The second issue was whether Mr. Leonard had realized the Loss in 2011. Important to this discussion was the “realization principle”, described by the Supreme Court of Canada in Friesen as “the general principle that neither profits nor losses are recognized until realized” (para. 45).

In dealing with this issue, the Court analyzed the Mortgage and the Debt separately. The Crown acknowledged that the Mortgage had been discharged in 2011, and thus Mr. Leonard was deemed to have disposed of the Mortgage pursuant to subparagraph (b)(i) of the definition of “disposition” in subsection 248(1) of the Income Tax Act (Canada) (the “ITA”). The Crown’s position with respect to the Debt, however, was that it continued to exist in the form of the deficiency judgment, so it had not been disposed of. This caused the Court to analyze whether that change in form amounted to a disposition of the Debt itself.

In General Electric Capital, 2001 FCA 392, the Federal Court of Appeal confirmed that “where there are substantial changes to the fundamental terms of a debt obligation, the result may be the creation of a new obligation.” The Court reviewed the four factors set out in General Electric Capital, being (1) the identity of the debtor; (2) the principal amount; (3) the interest terms; and (4) the maturity date, and determined that the terms of the Debt under the deficiency judgment had not been so significantly changed that it constituted a disposition of the Debt and the acquisition of a new property. Accordingly, the Court found that Mr. Leonard only disposed of the Mortgage in 2011—not the Debt.

Amount of the Loss

The final issue was the amount of the Loss.
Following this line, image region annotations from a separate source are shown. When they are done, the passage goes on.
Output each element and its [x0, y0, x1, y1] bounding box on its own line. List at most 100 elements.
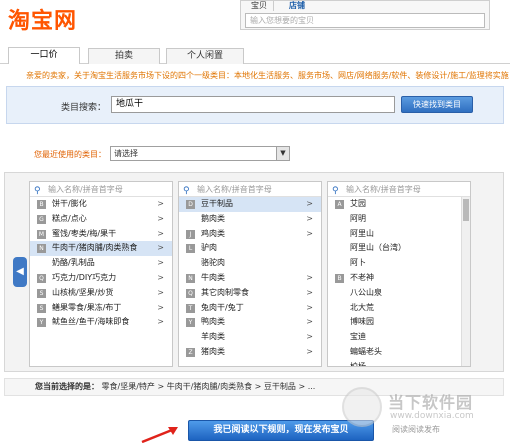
list-item[interactable]: 蝙蝠老头	[328, 345, 470, 360]
recent-categories-row: 您最近使用的类目： 请选择 ▼	[6, 146, 506, 162]
letter-badge: N	[186, 273, 195, 283]
chevron-right-icon: >	[306, 332, 313, 342]
list-item-label: 豆干制品	[201, 199, 233, 208]
list-item[interactable]: 宝迪	[328, 330, 470, 345]
chevron-right-icon: >	[157, 213, 164, 223]
list-item-label: 鹅肉类	[201, 213, 225, 223]
category-column-3: ⚲ 输入名称/拼音首字母 A 艾园 阿明 阿里山 阿里山（台湾） 阿卜 B 不老神 …	[327, 181, 471, 367]
list-item[interactable]: Z 猪肉类 >	[179, 345, 321, 360]
scroll-left-arrow-icon[interactable]: ◀	[13, 257, 27, 287]
letter-badge: N	[37, 244, 46, 254]
list-item[interactable]: Y 鸭肉类 >	[179, 315, 321, 330]
letter-badge: G	[37, 214, 46, 224]
recent-categories-select[interactable]: 请选择 ▼	[110, 146, 290, 161]
watermark-logo-icon	[342, 387, 382, 427]
search-input[interactable]: 输入您想要的宝贝	[245, 13, 485, 28]
chevron-right-icon: >	[306, 317, 313, 327]
list-item-label: 鸭肉类	[201, 317, 225, 327]
list-item[interactable]: 柏杨	[328, 360, 470, 367]
red-arrow-icon	[141, 427, 178, 443]
chevron-right-icon: >	[157, 243, 164, 253]
list-item[interactable]: G 糕点/点心 >	[30, 212, 172, 227]
list-item[interactable]: 阿卜	[328, 256, 470, 271]
list-item[interactable]: 八公山泉	[328, 286, 470, 301]
list-item[interactable]: Y 鱿鱼丝/鱼干/海味即食 >	[30, 315, 172, 330]
list-item[interactable]: Q 巧克力/DIY巧克力 >	[30, 271, 172, 286]
list-item[interactable]: 奶酪/乳制品 >	[30, 256, 172, 271]
tab-fixed-price[interactable]: 一口价	[8, 47, 80, 64]
column-search-input[interactable]: ⚲ 输入名称/拼音首字母	[30, 182, 172, 197]
list-item[interactable]: 阿里山（台湾）	[328, 241, 470, 256]
list-item-label: 猪肉类	[201, 346, 225, 356]
column-search-placeholder: 输入名称/拼音首字母	[346, 185, 421, 194]
list-item[interactable]: Q 其它肉制零食 >	[179, 286, 321, 301]
watermark-url: www.downxia.com	[390, 411, 474, 421]
recent-categories-label: 您最近使用的类目：	[34, 150, 106, 159]
list-item-label: 阿里山（台湾）	[350, 243, 406, 253]
list-item[interactable]: A 艾园	[328, 197, 470, 212]
find-category-button[interactable]: 快速找到类目	[401, 96, 473, 113]
column-search-input[interactable]: ⚲ 输入名称/拼音首字母	[179, 182, 321, 197]
list-item[interactable]: T 兔肉干/兔丁 >	[179, 301, 321, 316]
list-item[interactable]: S 山核桃/坚果/炒货 >	[30, 286, 172, 301]
category-search-label: 类目搜索：	[61, 103, 107, 113]
list-item-label: 鳝果零食/果冻/布丁	[52, 302, 122, 312]
column-search-input[interactable]: ⚲ 输入名称/拼音首字母	[328, 182, 470, 197]
taobao-logo[interactable]: 淘宝网	[8, 3, 77, 35]
list-item-label: 艾园	[350, 199, 366, 208]
list-item-label: 蝙蝠老头	[350, 346, 382, 356]
list-item-label: 奶酪/乳制品	[52, 258, 95, 268]
search-tab-shops[interactable]: 店铺	[283, 1, 311, 11]
list-item[interactable]: B 不老神	[328, 271, 470, 286]
letter-badge: A	[335, 200, 344, 209]
list-item[interactable]: 羊肉类 >	[179, 330, 321, 345]
list-item-label: 糕点/点心	[52, 213, 87, 223]
list-item-label: 兔肉干/兔丁	[201, 302, 244, 312]
chevron-right-icon: >	[306, 287, 313, 297]
chevron-right-icon: >	[157, 287, 164, 297]
search-tab-items[interactable]: 宝贝	[245, 1, 274, 11]
list-item[interactable]: N 牛肉类 >	[179, 271, 321, 286]
letter-badge: S	[37, 303, 46, 313]
list-item-label: 柏杨	[350, 361, 366, 367]
list-item-label: 鱿鱼丝/鱼干/海味即食	[52, 317, 130, 327]
category-column-2: ⚲ 输入名称/拼音首字母 D 豆干制品 > 鹅肉类 > J 鸡肉类 > L 驴肉 骆驼肉 N…	[178, 181, 322, 367]
tab-personal-idle[interactable]: 个人闲置	[166, 48, 244, 64]
watermark: 当下软件园 www.downxia.com	[340, 385, 508, 441]
list-item-selected[interactable]: N 牛肉干/猪肉脯/肉类熟食 >	[30, 241, 172, 257]
list-item[interactable]: 博味园	[328, 315, 470, 330]
list-item[interactable]: 骆驼肉	[179, 256, 321, 271]
chevron-down-icon[interactable]: ▼	[276, 147, 289, 160]
recent-categories-value: 请选择	[114, 149, 138, 158]
chevron-right-icon: >	[157, 199, 164, 208]
list-item[interactable]: L 驴肉	[179, 241, 321, 256]
list-item-label: 宝迪	[350, 332, 366, 342]
list-item[interactable]: 鹅肉类 >	[179, 212, 321, 227]
list-item[interactable]: S 鳝果零食/果冻/布丁 >	[30, 301, 172, 316]
tab-auction[interactable]: 拍卖	[88, 48, 160, 64]
list-item[interactable]: 北大荒	[328, 301, 470, 316]
column-scrollbar[interactable]	[461, 197, 470, 366]
letter-badge: Y	[186, 318, 195, 328]
list-item-selected[interactable]: D 豆干制品 >	[179, 197, 321, 212]
category-search-input[interactable]: 地瓜干	[111, 96, 395, 113]
list-item-label: 阿里山	[350, 228, 374, 238]
selected-path-value: 零食/坚果/特产 > 牛肉干/猪肉脯/肉类熟食 > 豆干制品 > ...	[101, 382, 316, 391]
letter-badge: D	[186, 200, 195, 209]
list-item-label: 蜜饯/枣类/梅/果干	[52, 228, 117, 238]
letter-badge: B	[37, 200, 46, 209]
letter-badge: B	[335, 273, 344, 283]
chevron-right-icon: >	[157, 272, 164, 282]
list-item-label: 骆驼肉	[201, 258, 225, 268]
list-item-label: 山核桃/坚果/炒货	[52, 287, 114, 297]
list-item[interactable]: 阿里山	[328, 227, 470, 242]
list-item-label: 八公山泉	[350, 287, 382, 297]
list-item[interactable]: B 饼干/膨化 >	[30, 197, 172, 212]
list-item[interactable]: M 蜜饯/枣类/梅/果干 >	[30, 227, 172, 242]
list-item[interactable]: J 鸡肉类 >	[179, 227, 321, 242]
column-list: D 豆干制品 > 鹅肉类 > J 鸡肉类 > L 驴肉 骆驼肉 N 牛肉类 > Q 其它肉制零食 >…	[179, 197, 321, 360]
chevron-right-icon: >	[306, 228, 313, 238]
scrollbar-thumb[interactable]	[463, 199, 469, 221]
publish-type-tabs: 一口价 拍卖 个人闲置	[0, 46, 510, 64]
list-item[interactable]: 阿明	[328, 212, 470, 227]
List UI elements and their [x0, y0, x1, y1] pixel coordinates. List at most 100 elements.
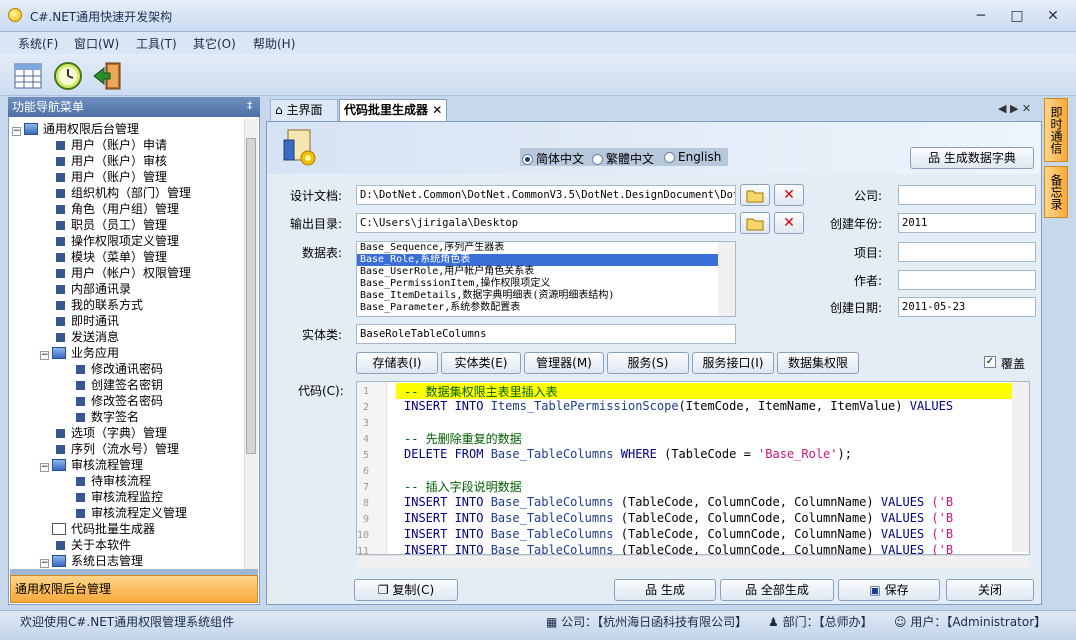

Although the Crown admitted that the amount of the Loss was $1,472,006, the Court found that the evidence did not support that amount. Thus, the Court endeavored to recalculate the amount, citing its mandate to confirm or vary the reassessments based on the facts.

Since the Court found that Mr. Leonard had only disposed of the Mortgage, and not the Debt, it was necessary to determine the amount, if any, of the Loss which arose from the disposition of the Mortgage. In that regard, the Court found that the Debt was essentially valueless when Mr. Leonard entered into the relevant transactions (given Mr. Anderson’s numerous other debts and judgments). Guided by section 68 of the ITA (which deals with the reasonable allocation of a single amount among various properties), the Court allocated 99.9% of Mr. Leonard’s cost in the various assets acquired from the bank to the Mortgage. Accounting for Mr. Leonard’s proceeds from the judicial sale and the amount he paid to acquire the Mortgage and the Debt, the Court reduced the amount of the Loss to $826,426.

Takeaway

The Court concluded that the Loss arose from an adventure or concern in the nature of trade, and was thus a non-capital loss. However, the Court determined that the amount of the Loss was lower than the amount claimed by Mr. Leonard.

The case provides a useful review of the factors relevant to determining whether property is acquired as part of an adventure or concern in the nature of trade, particularly in the context of a distressed debt. The case also emphasizes the test for determining whether a debt has been disposed of as a result of a change in its terms, and highlights the distinction between a debt and any mortgage interest securing it. Finally, this case provides a useful reminder that the Tax Court’s mandate is to render a decision based on the facts, and that an admission by one party on a particular fact is not necessarily binding on the Court.